Our Wealth Gap

February 15, 2018

Our Wealth Gap

opur wealth gap

Mark Rubin

We talk often about our wealth gap. About inequality. About those getting left behind. Generally, we’re talking about the rich getting richer, and the super-rich leaving even very wealthy people way behind.

I have another take. By every typical measure the United States of America has been the wealthiest nation on Earth for the better part of 100 years. GDP. Standard of living. Wages. Etc. And to the extent by which we’ve slipped over the past few decades, it’s all about per capita GDP. Very rich countries with not so many people have more wealth per person. (Think Qatar, Monaco, and Macau.)

But wealth must mean more than GDP. If you’re rich and you can’t afford anything, something’s missing. When you’re rich and your high schoolers’ educational performance middles at best – measured against other countries’ teens – something’s missing. And when you can’t figure out how to solve for kids going to school and never coming home because, more than 225 years ago, the revered Founding Fathers adopted an incomprehensible 27-word sentence, something’s really fucked up!
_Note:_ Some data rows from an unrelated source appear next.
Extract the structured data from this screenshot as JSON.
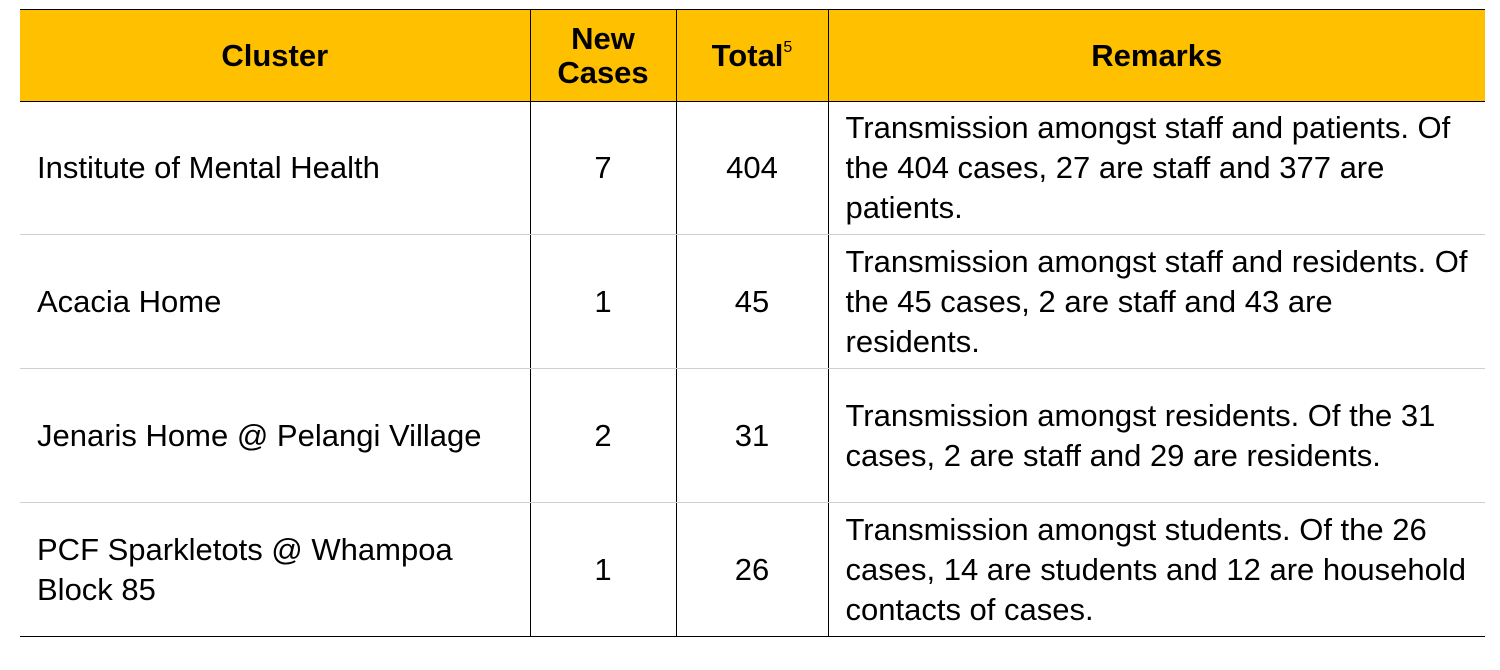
{
  "table": {
    "headers": {
      "cluster": "Cluster",
      "new_cases_line1": "New",
      "new_cases_line2": "Cases",
      "total": "Total",
      "total_footnote": "5",
      "remarks": "Remarks"
    },
    "rows": [
      {
        "cluster": "Institute of Mental Health",
        "new_cases": "7",
        "total": "404",
        "remarks": "Transmission amongst staff and patients. Of the 404 cases, 27 are staff and 377 are patients."
      },
      {
        "cluster": "Acacia Home",
        "new_cases": "1",
        "total": "45",
        "remarks": "Transmission amongst staff and residents. Of the 45 cases, 2 are staff and 43 are residents."
      },
      {
        "cluster": "Jenaris Home @ Pelangi Village",
        "new_cases": "2",
        "total": "31",
        "remarks": "Transmission amongst residents. Of the 31 cases, 2 are staff and 29 are residents."
      },
      {
        "cluster": "PCF Sparkletots @ Whampoa Block 85",
        "new_cases": "1",
        "total": "26",
        "remarks": "Transmission amongst students. Of the 26 cases, 14 are students and 12 are household contacts of cases."
      }
    ]
  },
  "colors": {
    "header_background": "#FFC000",
    "border": "#000000",
    "row_divider": "#cfcfcf"
  }
}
So, about that wealth gap. Inequality among Americans presents many challenges. But our real wealth gap involves the poverty of ideas and solutions. The imagination gap. We can’t solve a problem to save our lives! Literally … but let me rant briefly before I get back to the my allusion to the deaths we tolerate in the name of freedom and the Second Amendment.

I love hearing my wealthy friends talk about airports and public transportation in foreign countries. “Why don’t we have this or that,” they ask. Um, because they cost money and we’ve got a Congress, which you bought and paid for, which has convinced itself that government can only fail? Or, we like shabby chic … and you missed the memo? Tax cuts trump infrastructure expenditures in our great / Make it Great Again nation. And, with that approach roads suck, bridges will collapse, and airports are almost as bad as the flights which cause us to be at those facilities. (By the way, that Trump infrastructure plan? Sad. Just sad. Oh, and pathetic too!)
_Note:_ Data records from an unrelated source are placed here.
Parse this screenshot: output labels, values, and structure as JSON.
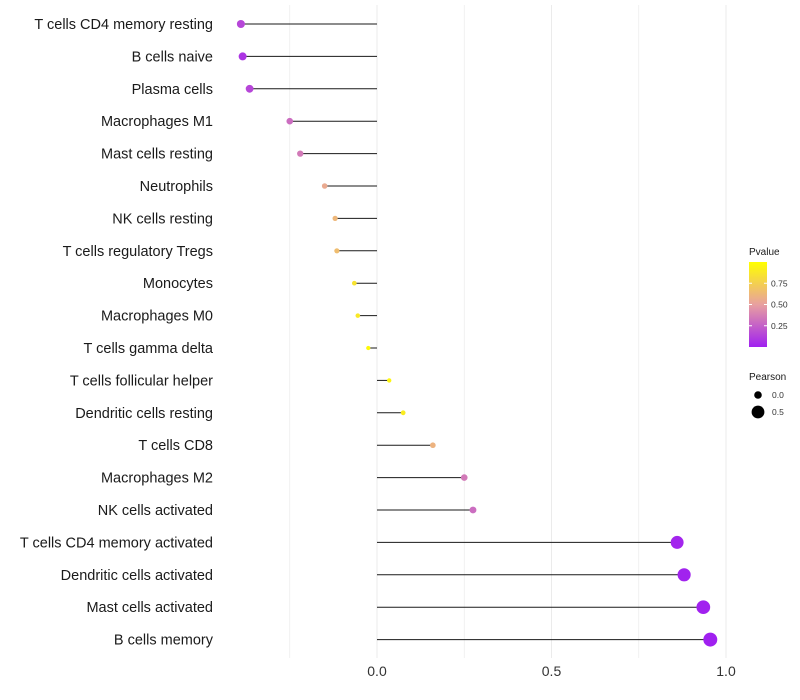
{
  "chart_data": {
    "type": "lollipop",
    "title": "",
    "xlabel": "",
    "ylabel": "",
    "xlim": [
      -0.45,
      1.02
    ],
    "x_ticks": [
      0.0,
      0.5,
      1.0
    ],
    "x_tick_labels": [
      "0.0",
      "0.5",
      "1.0"
    ],
    "categories": [
      "T cells CD4 memory resting",
      "B cells naive",
      "Plasma cells",
      "Macrophages M1",
      "Mast cells resting",
      "Neutrophils",
      "NK cells resting",
      "T cells regulatory  Tregs",
      "Monocytes",
      "Macrophages M0",
      "T cells gamma delta",
      "T cells follicular helper",
      "Dendritic cells resting",
      "T cells CD8",
      "Macrophages M2",
      "NK cells activated",
      "T cells CD4 memory activated",
      "Dendritic cells activated",
      "Mast cells activated",
      "B cells memory"
    ],
    "pearson": [
      -0.39,
      -0.385,
      -0.365,
      -0.25,
      -0.22,
      -0.15,
      -0.12,
      -0.115,
      -0.065,
      -0.055,
      -0.025,
      0.035,
      0.075,
      0.16,
      0.25,
      0.275,
      0.86,
      0.88,
      0.935,
      0.955
    ],
    "pvalue": [
      0.15,
      0.08,
      0.15,
      0.3,
      0.35,
      0.55,
      0.62,
      0.65,
      0.85,
      0.88,
      0.97,
      0.95,
      0.9,
      0.6,
      0.35,
      0.3,
      0.02,
      0.01,
      0.005,
      0.001
    ],
    "legend": {
      "color_title": "Pvalue",
      "color_ticks": [
        0.25,
        0.5,
        0.75
      ],
      "color_tick_labels": [
        "0.25",
        "0.50",
        "0.75"
      ],
      "color_range": [
        0.0,
        1.0
      ],
      "color_low": "#a020f0",
      "color_mid": "#e8a0a0",
      "color_high": "#ffff00",
      "size_title": "Pearson",
      "size_values": [
        0.0,
        0.5
      ],
      "size_labels": [
        "0.0",
        "0.5"
      ],
      "placement": "right"
    }
  }
}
Then there’s education. Teacher salaries and decent, safe buildings cost money. Certainly, livable wages and quality facilities don’t solve the problems alone, but taking them away guarantees weakened performance. Yet, in my state teacher pay ranks last in the nation. And our income ranking? 31. (That gap won’t last, by the way, for if we interfere with our children’s educational opportunities by failing to pay our teachers, incomes will fall.)
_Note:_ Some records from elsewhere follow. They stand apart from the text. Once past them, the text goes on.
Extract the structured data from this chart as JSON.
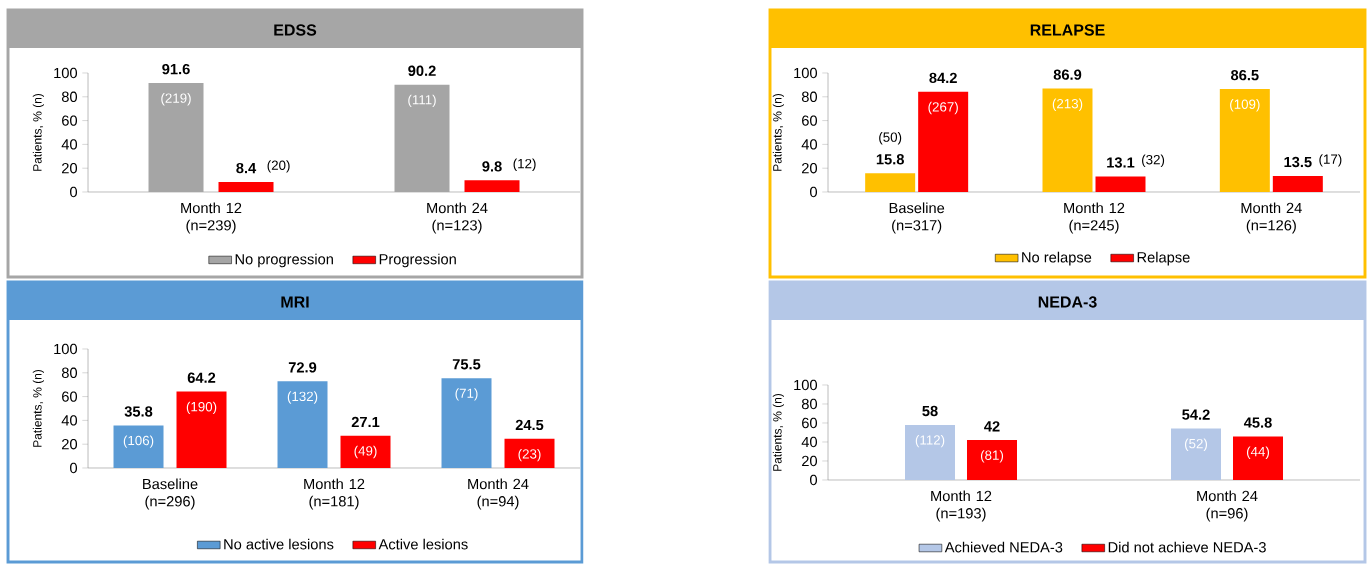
{
  "chart_data": [
    {
      "type": "bar",
      "title": "EDSS",
      "ylabel": "Patients, % (n)",
      "categories": [
        "Month 12 (n=239)",
        "Month 24 (n=123)"
      ],
      "series": [
        {
          "name": "No progression",
          "color": "#a5a5a5",
          "values": [
            91.6,
            90.2
          ]
        },
        {
          "name": "Progression",
          "color": "#ff0000",
          "values": [
            8.4,
            9.8
          ]
        }
      ],
      "ylim": [
        0,
        100
      ],
      "yticks": [
        0,
        20,
        40,
        60,
        80,
        100
      ],
      "data_labels": true,
      "legend": "bottom",
      "grid": false,
      "annotations": [
        "(219)",
        "(111)",
        "(20)",
        "(12)"
      ]
    },
    {
      "type": "bar",
      "title": "RELAPSE",
      "ylabel": "Patients, % (n)",
      "categories": [
        "Baseline (n=317)",
        "Month 12 (n=245)",
        "Month 24 (n=126)"
      ],
      "series": [
        {
          "name": "No relapse",
          "color": "#ffc000",
          "values": [
            15.8,
            86.9,
            86.5
          ]
        },
        {
          "name": "Relapse",
          "color": "#ff0000",
          "values": [
            84.2,
            13.1,
            13.5
          ]
        }
      ],
      "ylim": [
        0,
        100
      ],
      "yticks": [
        0,
        20,
        40,
        60,
        80,
        100
      ],
      "data_labels": true,
      "legend": "bottom",
      "grid": false,
      "annotations": [
        "(50)",
        "(213)",
        "(109)",
        "(267)",
        "(32)",
        "(17)"
      ]
    },
    {
      "type": "bar",
      "title": "MRI",
      "ylabel": "Patients, % (n)",
      "categories": [
        "Baseline (n=296)",
        "Month 12 (n=181)",
        "Month 24 (n=94)"
      ],
      "series": [
        {
          "name": "No active lesions",
          "color": "#5b9bd5",
          "values": [
            35.8,
            72.9,
            75.5
          ]
        },
        {
          "name": "Active lesions",
          "color": "#ff0000",
          "values": [
            64.2,
            27.1,
            24.5
          ]
        }
      ],
      "ylim": [
        0,
        100
      ],
      "yticks": [
        0,
        20,
        40,
        60,
        80,
        100
      ],
      "data_labels": true,
      "legend": "bottom",
      "grid": false,
      "annotations": [
        "(106)",
        "(132)",
        "(71)",
        "(190)",
        "(49)",
        "(23)"
      ]
    },
    {
      "type": "bar",
      "title": "NEDA-3",
      "ylabel": "Patients, % (n)",
      "categories": [
        "Month 12 (n=193)",
        "Month 24 (n=96)"
      ],
      "series": [
        {
          "name": "Achieved NEDA-3",
          "color": "#b4c7e7",
          "values": [
            58,
            54.2
          ]
        },
        {
          "name": "Did not achieve NEDA-3",
          "color": "#ff0000",
          "values": [
            42,
            45.8
          ]
        }
      ],
      "ylim": [
        0,
        100
      ],
      "yticks": [
        0,
        20,
        40,
        60,
        80,
        100
      ],
      "data_labels": true,
      "legend": "bottom",
      "grid": false,
      "annotations": [
        "(112)",
        "(52)",
        "(81)",
        "(44)"
      ]
    }
  ]
}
With more examples abounding – and limited space – we’re back to guns. President Donald Trump said, about the Florida shooting: “So many signs that the Florida shooter was mentally disturbed, even expelled from school for bad and erratic behavior.” Thanks for going deep, Mr. President! Imagine a troubled child, expelled from his high school, lacking access to an arsenal. Options? Breaking windows. Graffiti. Slashing tires. And with arsenals? Dead kids, and teachers and administrators, and others. (And from too many: thoughts and prayers, and now is not the time for gun control or other political stuff.)

What’s the central theme here? Themes makes more sense. With apologies for using aphorisms to explain what’s wrong, think: Perfect is the Enemy of Good; coupled with All In Good Time; with a heaping helping of Greed is Good.

Josh Marshall at Talking Points Memo wrote Our Collective Impotence Feeds the Power of Guns. Worth your time! Mr. Marshall tells us in plain language why every part of the gun solution mix matters, and why the NRA and its fellow travelers succeed so well by noting how this or that part of the mix won’t solve the problem completely. We’re single shot people in a very complex world. If A or B won’t fix what ails us, fully and completely, we should do nothing, or so they tell us, obliquely.

Coupled with our desire for simple, perfect solutions, we expect to fix decades worth of problems in one fell swoop, in the next week or so. When I was almost 11 a bad guy killed Robert Kennedy. There was lots of gun control talk, and even some legislation. That said, I also recall plenty of “what can we do, there are so many guns already” talk. Here are some stats which evidence the guns explosion. The 1968 laws mattered, but the notion that we can’t act because what we might do won’t fix it by Friday allows problems to fester for years and decades.

Finally, there’s greed. “Wealthiest nation ever” and “we can’t afford …” ought to be discordant notes, as in “harsh and jarring because of a lack of harmony.” Somehow, though, our rentier class – and others who worry not at all about the financial stuff that keep 99+% of us up at night – thinks we should have all of the goodies, and that Those People should pay for them.

Without any doubt our inequality gap contributes to our miasma. Add shortsightedness and a lack of interest in complexities, and we should not be even a teeny bit surprised that the wealthiest nation may be on the Big Slide, going down into the “forever” hole.